Can we indian people forgive? We don’t have to. I didn’t tell that grandma anything when she said she’d never forgive. It wasn’t my place. But can we? The little maturity I have inside me says we can, my heart says we can, my heart says that in time forgiveness may very well be the most crucial thing of all standing between all of our downfall and a total changing of everything that we are all living in together, indians, non-indians, and all. My heart tells me this, relatives, and so this I share, this I turn into a living text for you to consider, this I hand to you from what the ancestors and spirits have handed over to my strange, limping ass over the years, this I humbly, prayerfully give to you.

Can we forgive? Yes, we can. It’s inevitable. It’s a part of what our ancestors are working towards. It’s necessary. The fate of things depends on it. It will happen, too, I believe. We will forgive. It’s in our ancestors’ deepest majesty, deepest medicine ways. Forgiveness is happening. Forgiveness is possible. It’s only a matter of time.
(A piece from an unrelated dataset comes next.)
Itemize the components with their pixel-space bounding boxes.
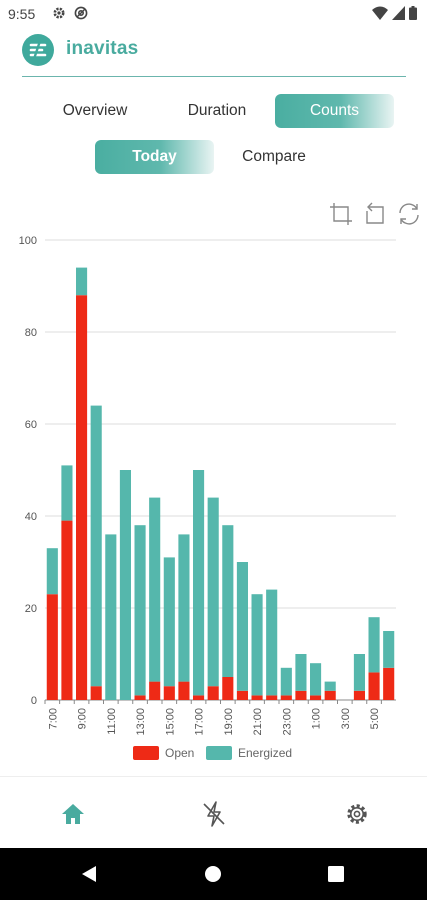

Cliff Taylor is a writer, a poet, a speaker, and an enrolled member of the Ponca Tribe of Nebraska. He has written a non-fiction book about the little people and recently completed a memoir, Special Dogs, about coming-of-age in Nebraska. A year ago he moved to Seattle. He’s waiting to see what happens next. Contact Cliff @ tayloc00@hotmail.com

3 thoughts on “Forgiveness by Cliff Taylor

  1. Pingback: Forgiveness by Cliff Taylor | LRInspire – soul factory

  2. Indigenous people are still here after thousands of generations of sharing and teaching and keeping the fire burning (staying healthy). I think all peoples have roots such as this but today keep going mostly because of the science of “life support”. We are dead of heart, sometimes limited brain function; modern medicine proves we can keep going after a heart transplant or even use our brain after having it shut down for a while. We can look to the ones who still have a healthy connection for guidance on the path to regain what was lost.

  3. Cliff this is genuine self truth in the purist form.This is why we love you.Blessings to you my brother and keep on writing.You touch my very soul!!